The irony is that the entire point of Ashura, according to the scholars, is to remind people of the struggle against tyranny. Hussein stood up against a corrupt ruler, and he got murdered for it. It’s a lesson in moral courage. But somewhere along the way, the lesson got buried under a pile of self-inflicted wounds and collective hysteria. It’s like if Martin Luther King Jr. Day was celebrated by everyone getting a paper cut and screaming about the Birmingham jail. The message is lost in the mess.

And let’s not forget the Sunni side of things. For Sunnis, Ashura is a much tamer affair—they fast, they pray, they might eat a special meal. It’s like comparing a frat party to a book club.
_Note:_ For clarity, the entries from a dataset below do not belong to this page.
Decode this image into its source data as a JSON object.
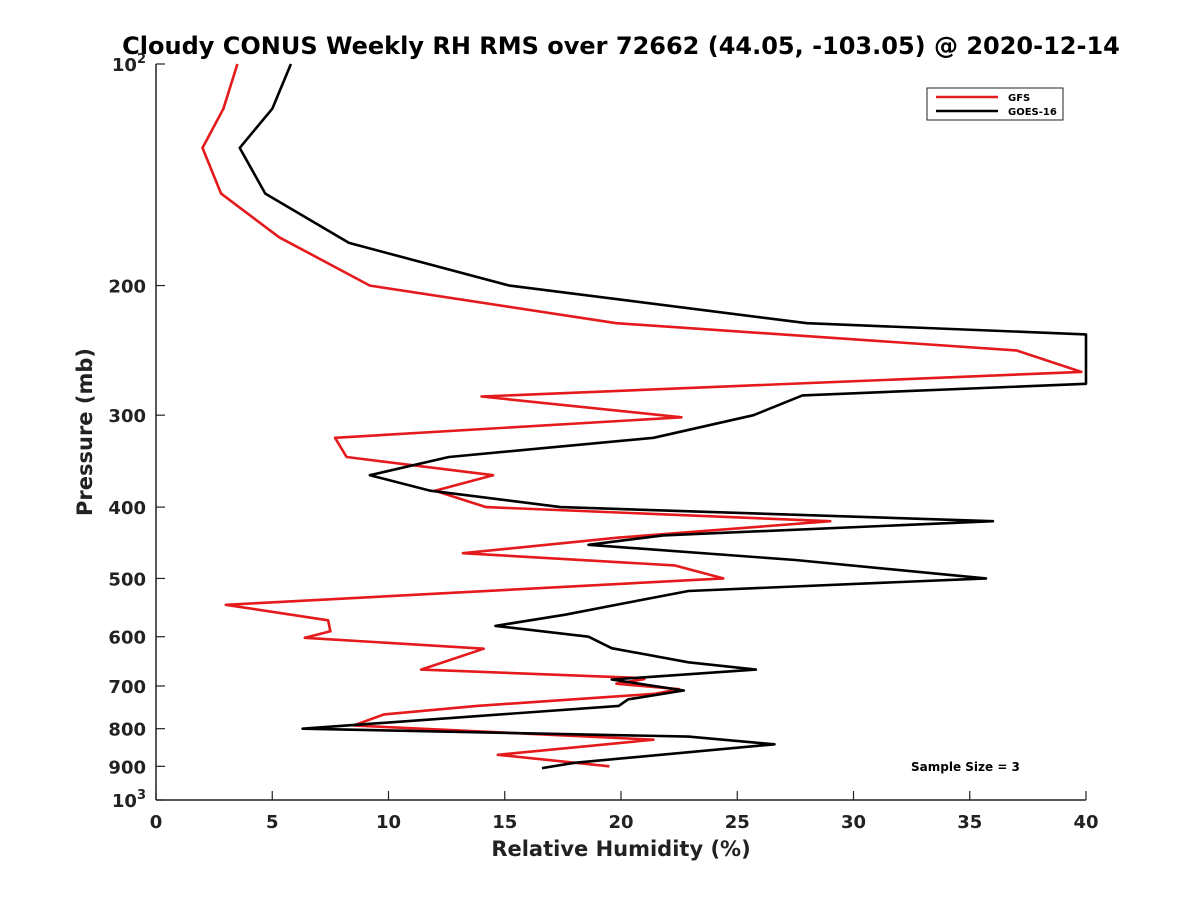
{
  "chart_data": {
    "type": "line",
    "title": "Cloudy CONUS Weekly RH RMS over 72662 (44.05, -103.05) @ 2020-12-14",
    "xlabel": "Relative Humidity (%)",
    "ylabel": "Pressure (mb)",
    "xlim": [
      0,
      40
    ],
    "ylim": [
      100,
      1000
    ],
    "y_scale": "log",
    "y_reversed": true,
    "x_ticks": [
      "0",
      "5",
      "10",
      "15",
      "20",
      "25",
      "30",
      "35",
      "40"
    ],
    "x_tick_values": [
      0,
      5,
      10,
      15,
      20,
      25,
      30,
      35,
      40
    ],
    "y_ticks": [
      {
        "value": 200,
        "base": "200",
        "exp": ""
      },
      {
        "value": 300,
        "base": "300",
        "exp": ""
      },
      {
        "value": 400,
        "base": "400",
        "exp": ""
      },
      {
        "value": 500,
        "base": "500",
        "exp": ""
      },
      {
        "value": 600,
        "base": "600",
        "exp": ""
      },
      {
        "value": 700,
        "base": "700",
        "exp": ""
      },
      {
        "value": 800,
        "base": "800",
        "exp": ""
      },
      {
        "value": 900,
        "base": "900",
        "exp": ""
      }
    ],
    "y_ticks_exp": [
      {
        "value": 100,
        "base": "10",
        "exp": "2"
      },
      {
        "value": 1000,
        "base": "10",
        "exp": "3"
      }
    ],
    "legend_position": "top-right",
    "grid": false,
    "annotation": "Sample Size = 3",
    "series": [
      {
        "name": "GFS",
        "color": "#e41a1c",
        "points": [
          [
            3.5,
            100
          ],
          [
            2.9,
            115
          ],
          [
            2.0,
            130
          ],
          [
            2.8,
            150
          ],
          [
            5.3,
            172
          ],
          [
            9.2,
            200
          ],
          [
            19.8,
            225
          ],
          [
            37.0,
            245
          ],
          [
            39.8,
            262
          ],
          [
            14.0,
            283
          ],
          [
            22.6,
            302
          ],
          [
            7.7,
            322
          ],
          [
            8.2,
            342
          ],
          [
            14.5,
            362
          ],
          [
            12.0,
            380
          ],
          [
            14.2,
            400
          ],
          [
            29.0,
            418
          ],
          [
            19.9,
            440
          ],
          [
            13.2,
            462
          ],
          [
            22.3,
            480
          ],
          [
            24.4,
            500
          ],
          [
            3.0,
            543
          ],
          [
            7.4,
            570
          ],
          [
            7.5,
            590
          ],
          [
            6.4,
            602
          ],
          [
            14.1,
            623
          ],
          [
            11.4,
            665
          ],
          [
            20.5,
            682
          ],
          [
            21.0,
            685
          ],
          [
            19.8,
            695
          ],
          [
            22.5,
            707
          ],
          [
            21.5,
            717
          ],
          [
            13.8,
            745
          ],
          [
            9.8,
            765
          ],
          [
            8.5,
            792
          ],
          [
            21.4,
            828
          ],
          [
            14.7,
            868
          ],
          [
            19.5,
            900
          ]
        ]
      },
      {
        "name": "GOES-16",
        "color": "#000000",
        "points": [
          [
            5.8,
            100
          ],
          [
            5.0,
            115
          ],
          [
            3.6,
            130
          ],
          [
            4.7,
            150
          ],
          [
            8.3,
            175
          ],
          [
            15.2,
            200
          ],
          [
            28.0,
            225
          ],
          [
            40.0,
            233
          ],
          [
            40.0,
            272
          ],
          [
            27.8,
            282
          ],
          [
            25.7,
            300
          ],
          [
            21.4,
            322
          ],
          [
            12.6,
            342
          ],
          [
            9.2,
            362
          ],
          [
            11.8,
            380
          ],
          [
            17.4,
            400
          ],
          [
            36.0,
            418
          ],
          [
            21.8,
            437
          ],
          [
            18.6,
            450
          ],
          [
            27.5,
            472
          ],
          [
            35.7,
            500
          ],
          [
            22.9,
            520
          ],
          [
            20.2,
            540
          ],
          [
            17.6,
            560
          ],
          [
            14.6,
            580
          ],
          [
            18.6,
            600
          ],
          [
            19.6,
            622
          ],
          [
            22.9,
            650
          ],
          [
            25.8,
            665
          ],
          [
            21.4,
            680
          ],
          [
            19.6,
            686
          ],
          [
            22.7,
            710
          ],
          [
            20.3,
            730
          ],
          [
            19.9,
            745
          ],
          [
            6.3,
            800
          ],
          [
            22.9,
            820
          ],
          [
            26.6,
            840
          ],
          [
            18.0,
            890
          ],
          [
            16.6,
            905
          ]
        ]
      }
    ]
  }
}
The Sunnis are over here like, “We remember the day Moses split the Red Sea, so we’re gonna fast.” And the Shias are like, “We remember the day our guy got his head chopped off, so we’re gonna bleed.” Both are valid, but only one is going to get you flagged on TikTok.

Now, the internet’s take on this is predictably chaotic. You’ve got the “all religions are stupid” crowd using it as evidence that faith is just a fancy word for brain damage. You’ve got the apologetics trying to explain the “symbolic” meaning behind the bloodletting, often while conveniently ignoring the literal blood

Final Thoughts


Having covered conflicts across the Middle East for decades, what strikes me most about Ashura is how a 7th-century tragedy continues to serve as a living political and spiritual mirror. It is simultaneously a profound act of collective grief and a potent, often volatile, tool for modern protest—a reminder that when faith and political oppression intertwine, the martyrdom narrative becomes the sharpest sword. In the end, Ashura isn't just about mourning the past; it is an annual test of how each generation chooses to wield that grief in the present.